Palantir has emerged as a darling of the artificial intelligence (AI) revolution. As of this writing (June 5), shares of the stock have gained nearly 60% on the year -- making it one of the top performers in the S&P 500 and Nasdaq-100 indexes.

By contrast, UnitedHealth Group stock is the worst-performing name in the Dow Jones Industrial Average -- with shares plummeting by more than 40%.

Is now the time to hop on the Palantir train, or should investors take an inventory check on UnitedHealth and choose to buy the dip?

It's been just over two years since Palantir released its Artificial Intelligence Platform (AIP), a software suite that's proven to be a transformative game changer in the company's pursuit of competing with the largest players in the tech landscape.

PLTR Revenue (Quarterly) Chart

PLTR Revenue (Quarterly) data by YCharts

Since releasing AIP, Palantir has unlocked a new wave of revenue acceleration -- thanks in large part to the company's impressive penetration of the private sector.

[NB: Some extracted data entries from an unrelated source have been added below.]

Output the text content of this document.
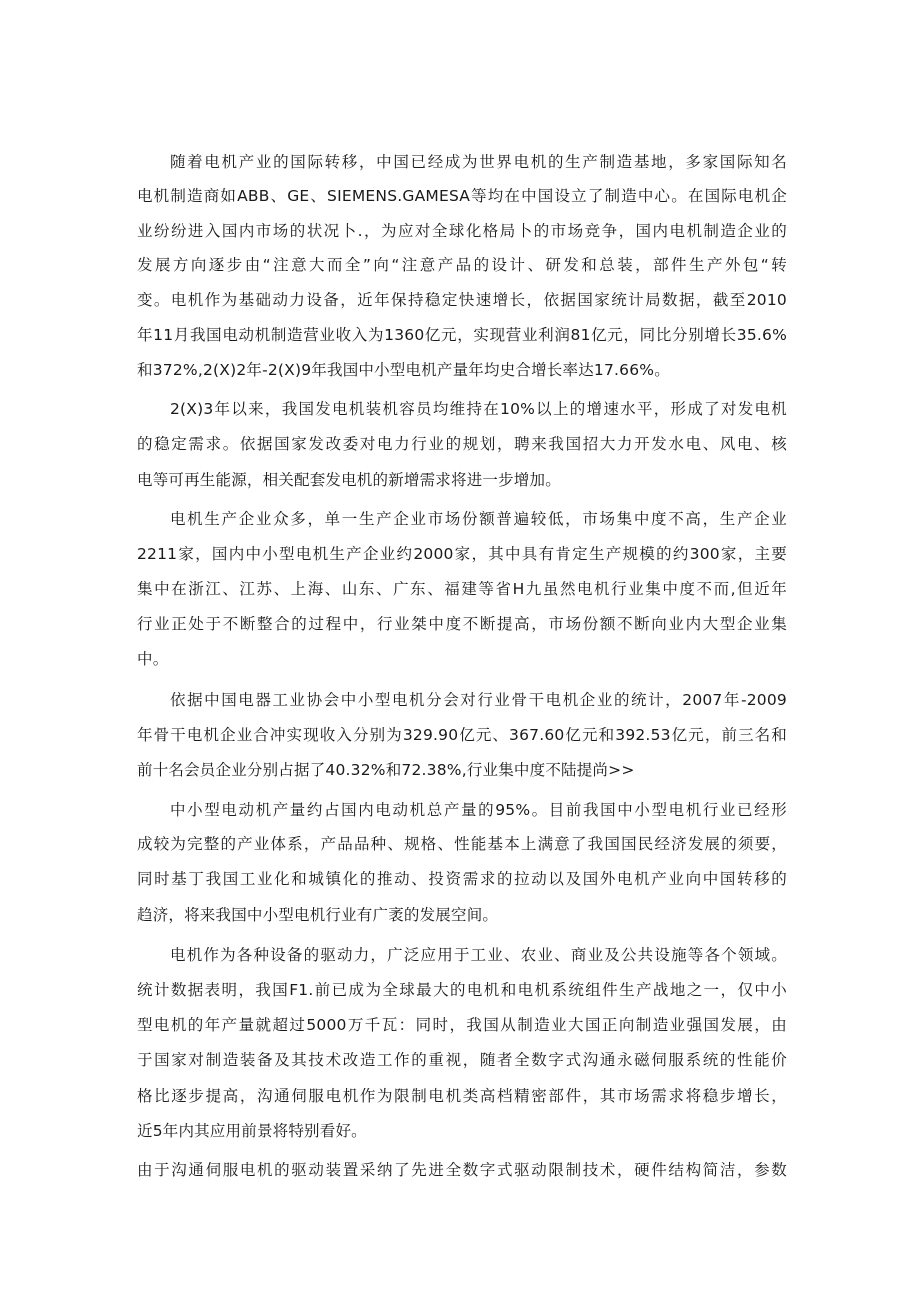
随着电机产业的国际转移，中国已经成为世界电机的生产制造基地，多家国际知名
电机制造商如ABB、GE、SIEMENS.GAMESA等均在中国设立了制造中心。在国际电机企
业纷纷进入国内市场的状况卜.，为应对全球化格局卜的市场竞争，国内电机制造企业的
发展方向逐步由“注意大而全”向“注意产品的设计、研发和总装，部件生产外包“转
变。电机作为基础动力设备，近年保持稳定快速增长，依据国家统计局数据，截至2010
年11月我国电动机制造营业收入为1360亿元，实现营业利润81亿元，同比分别增长35.6%
和372%,2(X)2年-2(X)9年我国中小型电机产量年均史合增长率达17.66%。
2(X)3年以来，我国发电机装机容员均维持在10%以上的增速水平，形成了对发电机
的稳定需求。依据国家发改委对电力行业的规划，聘来我国招大力开发水电、风电、核
电等可再生能源，相关配套发电机的新增需求将进一步增加。
电机生产企业众多，单一生产企业市场份额普遍较低，市场集中度不高，生产企业
2211家，国内中小型电机生产企业约2000家，其中具有肯定生产规模的约300家，主要
集中在浙江、江苏、上海、山东、广东、福建等省H九虽然电机行业集中度不而,但近年
行业正处于不断整合的过程中，行业桀中度不断提高，市场份额不断向业内大型企业集
中。
依据中国电器工业协会中小型电机分会对行业骨干电机企业的统计，2007年-2009
年骨干电机企业合冲实现收入分别为329.90亿元、367.60亿元和392.53亿元，前三名和
前十名会员企业分别占据了40.32%和72.38%,行业集中度不陆提尚>>
中小型电动机产量约占国内电动机总产量的95%。目前我国中小型电机行业已经形
成较为完整的产业体系，产品品种、规格、性能基本上满意了我国国民经济发展的须要，
同时基丁我国工业化和城镇化的推动、投资需求的拉动以及国外电机产业向中国转移的
趋济，将来我国中小型电机行业有广袤的发展空间。
电机作为各种设备的驱动力，广泛应用于工业、农业、商业及公共设施等各个领域。
统计数据表明，我国F1.前已成为全球最大的电机和电机系统组件生产战地之一，仅中小
型电机的年产量就超过5000万千瓦：同时，我国从制造业大国正向制造业强国发展，由
于国家对制造装备及其技术改造工作的重视，随者全数字式沟通永磁伺服系统的性能价
格比逐步提高，沟通伺服电机作为限制电机类高档精密部件，其市场需求将稳步增长，
近5年内其应用前景将特别看好。
由于沟通伺服电机的驱动装置采纳了先进全数字式驱动限制技术，硬件结构简洁，参数
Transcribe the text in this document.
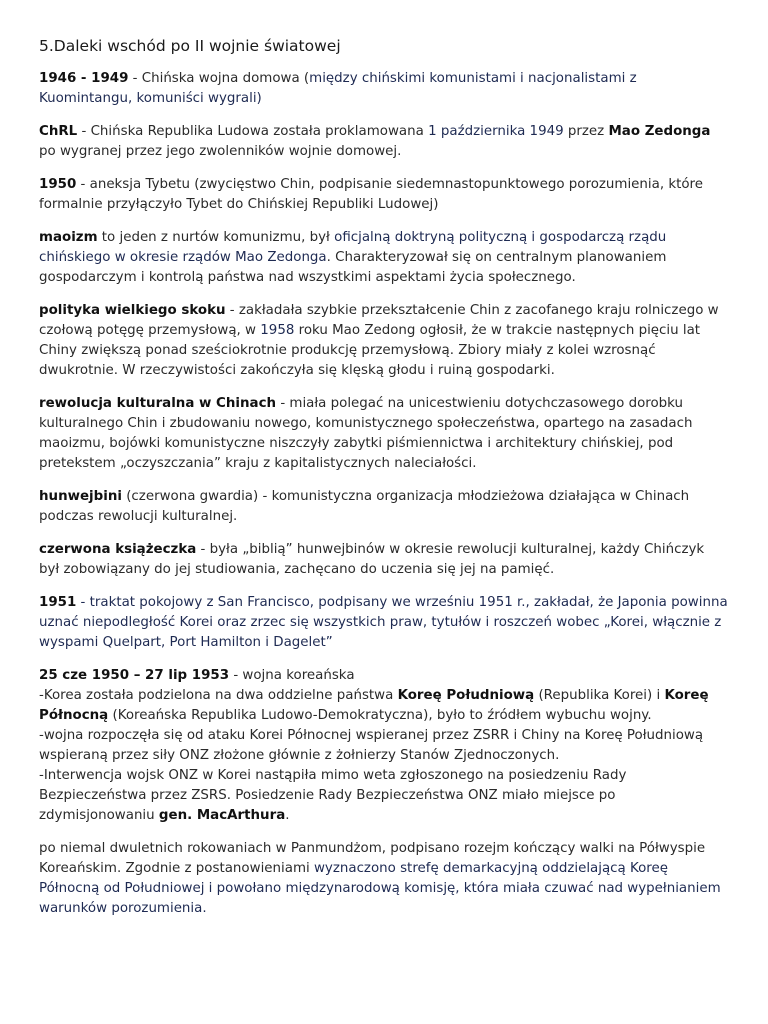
5.Daleki wschód po II wojnie światowej

1946 - 1949 - Chińska wojna domowa (między chińskimi komunistami i nacjonalistami z Kuomintangu, komuniści wygrali)

ChRL - Chińska Republika Ludowa została proklamowana 1 października 1949 przez Mao Zedonga po wygranej przez jego zwolenników wojnie domowej.

1950 - aneksja Tybetu (zwycięstwo Chin, podpisanie siedemnastopunktowego porozumienia, które formalnie przyłączyło Tybet do Chińskiej Republiki Ludowej)

maoizm to jeden z nurtów komunizmu, był oficjalną doktryną polityczną i gospodarczą rządu chińskiego w okresie rządów Mao Zedonga. Charakteryzował się on centralnym planowaniem gospodarczym i kontrolą państwa nad wszystkimi aspektami życia społecznego.

polityka wielkiego skoku - zakładała szybkie przekształcenie Chin z zacofanego kraju rolniczego w czołową potęgę przemysłową, w 1958 roku Mao Zedong ogłosił, że w trakcie następnych pięciu lat Chiny zwiększą ponad sześciokrotnie produkcję przemysłową. Zbiory miały z kolei wzrosnąć dwukrotnie. W rzeczywistości zakończyła się klęską głodu i ruiną gospodarki.

rewolucja kulturalna w Chinach - miała polegać na unicestwieniu dotychczasowego dorobku kulturalnego Chin i zbudowaniu nowego, komunistycznego społeczeństwa, opartego na zasadach maoizmu, bojówki komunistyczne niszczyły zabytki piśmiennictwa i architektury chińskiej, pod pretekstem „oczyszczania” kraju z kapitalistycznych naleciałości.

hunwejbini (czerwona gwardia) - komunistyczna organizacja młodzieżowa działająca w Chinach podczas rewolucji kulturalnej.

czerwona książeczka - była „biblią” hunwejbinów w okresie rewolucji kulturalnej, każdy Chińczyk był zobowiązany do jej studiowania, zachęcano do uczenia się jej na pamięć.

1951 - traktat pokojowy z San Francisco, podpisany we wrześniu 1951 r., zakładał, że Japonia powinna uznać niepodległość Korei oraz zrzec się wszystkich praw, tytułów i roszczeń wobec „Korei, włącznie z wyspami Quelpart, Port Hamilton i Dagelet”

25 cze 1950 – 27 lip 1953 - wojna koreańska

-Korea została podzielona na dwa oddzielne państwa Koreę Południową (Republika Korei) i Koreę Północną (Koreańska Republika Ludowo-Demokratyczna), było to źródłem wybuchu wojny.

-wojna rozpoczęła się od ataku Korei Północnej wspieranej przez ZSRR i Chiny na Koreę Południową wspieraną przez siły ONZ złożone głównie z żołnierzy Stanów Zjednoczonych.

-Interwencja wojsk ONZ w Korei nastąpiła mimo weta zgłoszonego na posiedzeniu Rady Bezpieczeństwa przez ZSRS. Posiedzenie Rady Bezpieczeństwa ONZ miało miejsce po zdymisjonowaniu gen. MacArthura.

po niemal dwuletnich rokowaniach w Panmundżom, podpisano rozejm kończący walki na Półwyspie Koreańskim. Zgodnie z postanowieniami wyznaczono strefę demarkacyjną oddzielającą Koreę Północną od Południowej i powołano międzynarodową komisję, która miała czuwać nad wypełnianiem warunków porozumienia.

For most of its history, Palantir relied heavily on government contracts from the Department of Defense (DOD).

While deals with the U.S. Military and its allies are still an important cornerstone of Palantir's business, AIP has helped the company break ground in a host of other use cases -- financial fraud, supply chain and logistics, aviation, and much more.

What might be most impressive about Palantir's transformation over the last two years is how rapidly the company transitioned from a cash-burning operation to one that generates consistent profitability. Not only is Palantir acquiring new business, but it's also monetizing these customers in a profitable way. That's a lucrative combination, indeed.

The one idea that's paramount for smart investors to understand is that while Palantir's business is soaring, so is the company's share price. As of this writing, Palantir trades at a price-to-sales (P/S) ratio of 97.